Aujourd’hui, je vous poste la critique d’un roman faite pour le Prix de la Critique de Puteaux de l’année dernière. Bonne lecture !

Aller_simpleFaisons court : il n’est pas simple de dépeindre tous les éléments qui caractérisent le roman de Carlos Salem, tant il est riche et complexe. Mais essayons tout de même… C’est Octavio, un Espagnol en vacances au Maroc, que l’on découvre et accompagne. Dès la première ligne, sa femme, qu’il déteste tant, meurt brusquement. La liberté que cela lui procure le pousse à fuir.

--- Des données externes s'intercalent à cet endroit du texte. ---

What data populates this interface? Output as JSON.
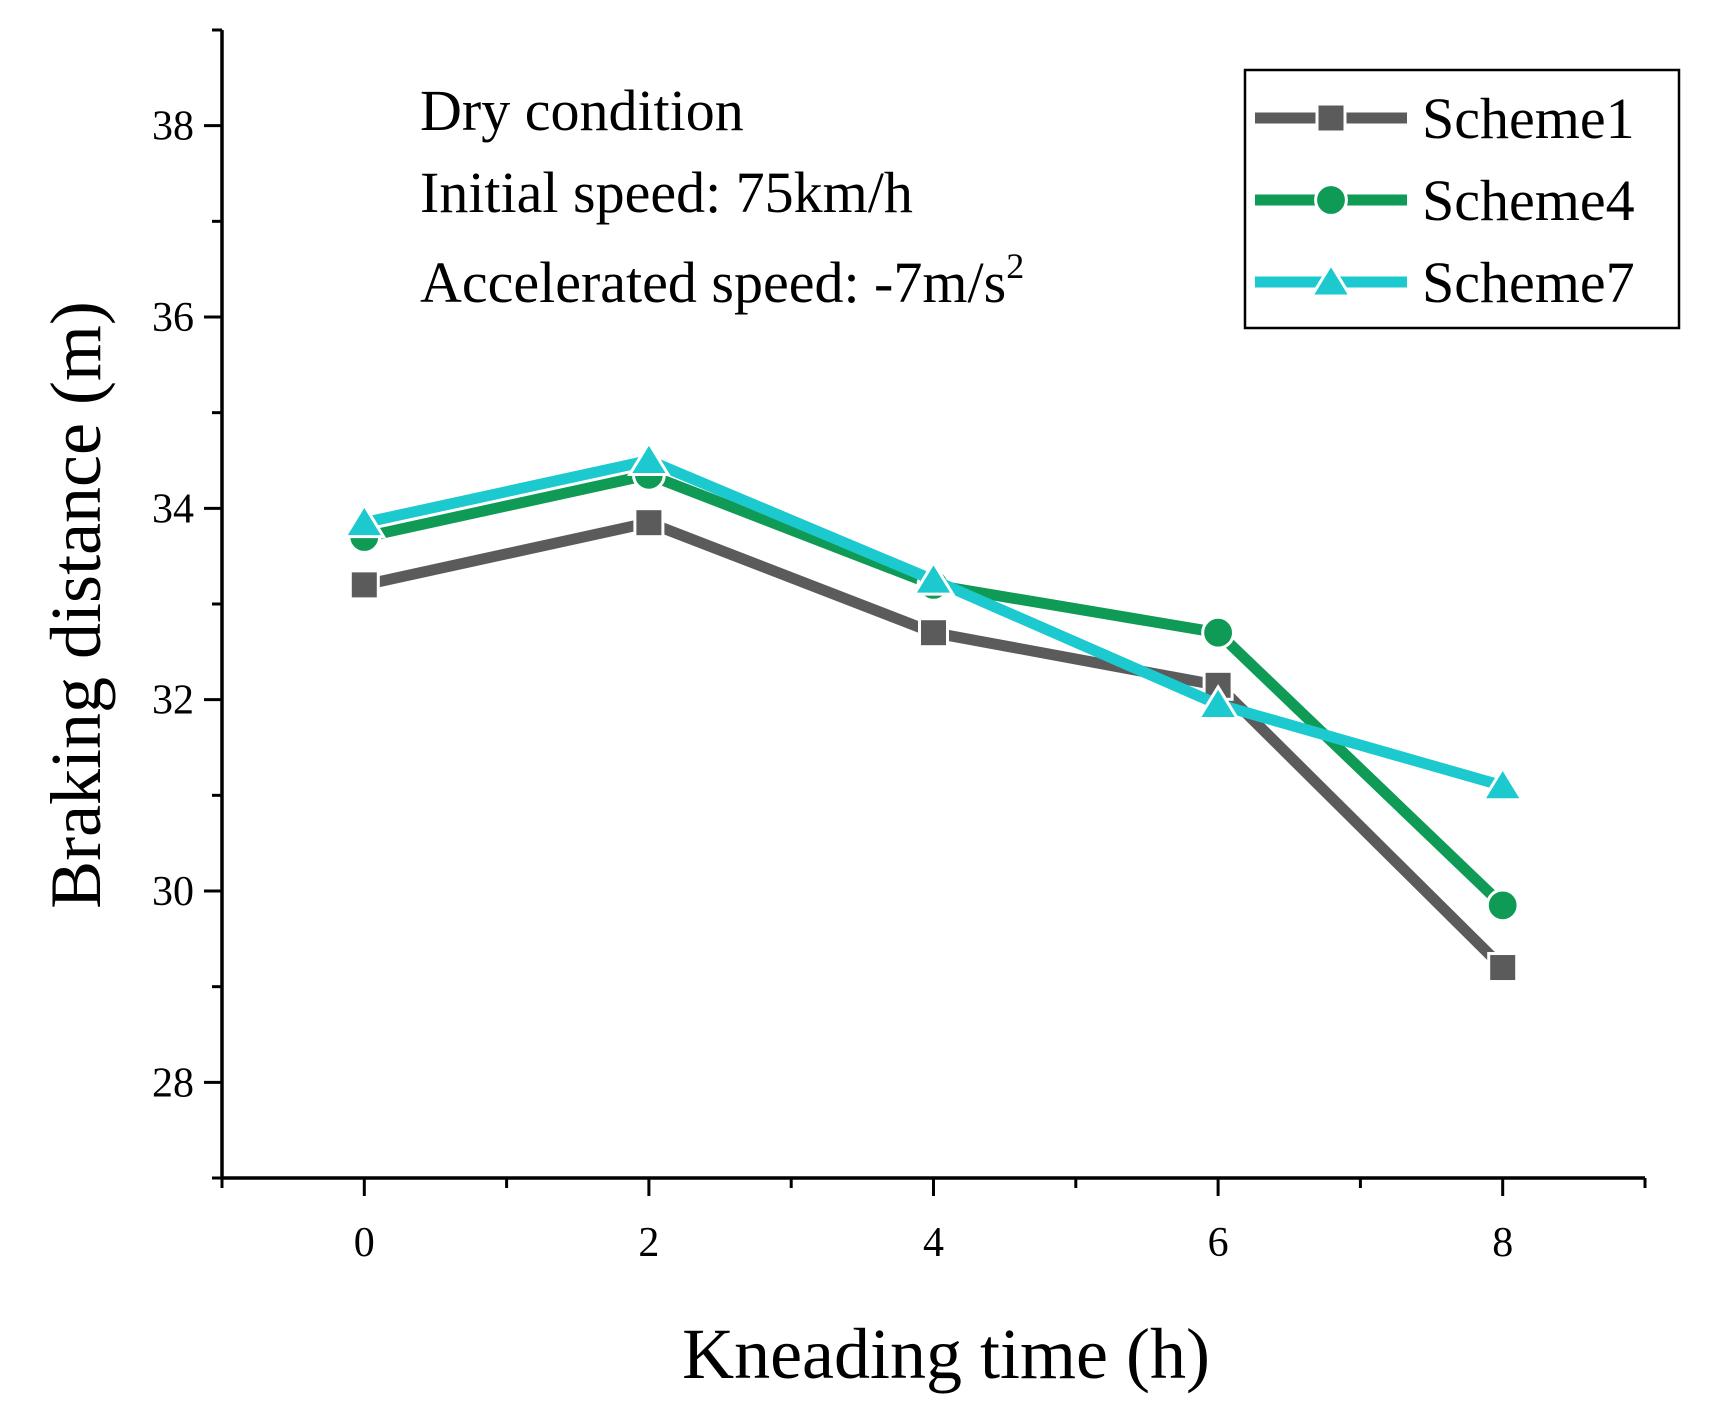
{
  "chart_data": {
    "type": "line",
    "title": "",
    "xlabel": "Kneading time (h)",
    "ylabel": "Braking distance (m)",
    "xlim": [
      -1,
      9
    ],
    "ylim": [
      27,
      39
    ],
    "x_ticks": [
      0,
      2,
      4,
      6,
      8
    ],
    "y_ticks": [
      28,
      30,
      32,
      34,
      36,
      38
    ],
    "annotations": [
      "Dry condition",
      "Initial speed: 75km/h",
      "Accelerated speed: -7m/s",
      "2"
    ],
    "legend_position": "top-right",
    "grid": false,
    "x": [
      0,
      2,
      4,
      6,
      8
    ],
    "series": [
      {
        "name": "Scheme1",
        "marker": "square",
        "color": "#5b5b5b",
        "values": [
          33.2,
          33.85,
          32.7,
          32.15,
          29.2
        ]
      },
      {
        "name": "Scheme4",
        "marker": "circle",
        "color": "#0f9b55",
        "values": [
          33.7,
          34.35,
          33.2,
          32.7,
          29.85
        ]
      },
      {
        "name": "Scheme7",
        "marker": "triangle",
        "color": "#1bc9cf",
        "values": [
          33.85,
          34.5,
          33.25,
          31.95,
          31.1
        ]
      }
    ]
  }
}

Et c’est là qu’il rencontre Soldati, un escroc argentin complètement loufoque. Tous les deux vont vagabonder dans le désert ou dans des villes perdues et rencontrer des personnages farfelus et aliénés.

Ainsi racontée, l’histoire semble, certes, originale mais plutôt simple. Méprenez-vous ! On pense parfois à Je m’appelle Jeanne Mass de Thomas Lelu, mais Carlos Salem se fait plus littéraire. De la même manière, on suit les aventures rocambolesques d’un héros poursuivi par ses ennemis. Octavio, dans Aller Simple, tente de fuir à des boliviens prêts à le tuer pour récupérer un carnet qu’il n’a pas. Et c’est dans cette fuite qu’il fait la connaissance de nombreux personnages. On en retiendra deux, particulièrement timbrés : d’abord, un hippie nommé Charly, lui aussi vagabond. Au cours du roman, il devient le grand Carlos Gardel, chanteur incontournable de tango pour tous les amateurs. L’auteur s’amuse avec la réalité et la fiction : il offre un rôle savoureux, presque central, au personnage, qu’il ressuscite après son accident d’avion mortel. Le chanteur a pour but d’assassiner Julio Iglesias, qui a massacré l’une de ses chansons. Et c’est avec un sérieux étonnant qu’il entraîne ses deux compères (Octavio et Soldati) jusqu’en Espagne. Et l’on aime aussi Mowles, un vieil écrivain alcoolique au succès fou, qui jure pourtant n’avoir jamais rien écrit. On rit de ses fans complètement gagas, prêts à récupérer ses caleçons et son papier hygiénique, de son chat hystérique immédiatement conquis par Octavio.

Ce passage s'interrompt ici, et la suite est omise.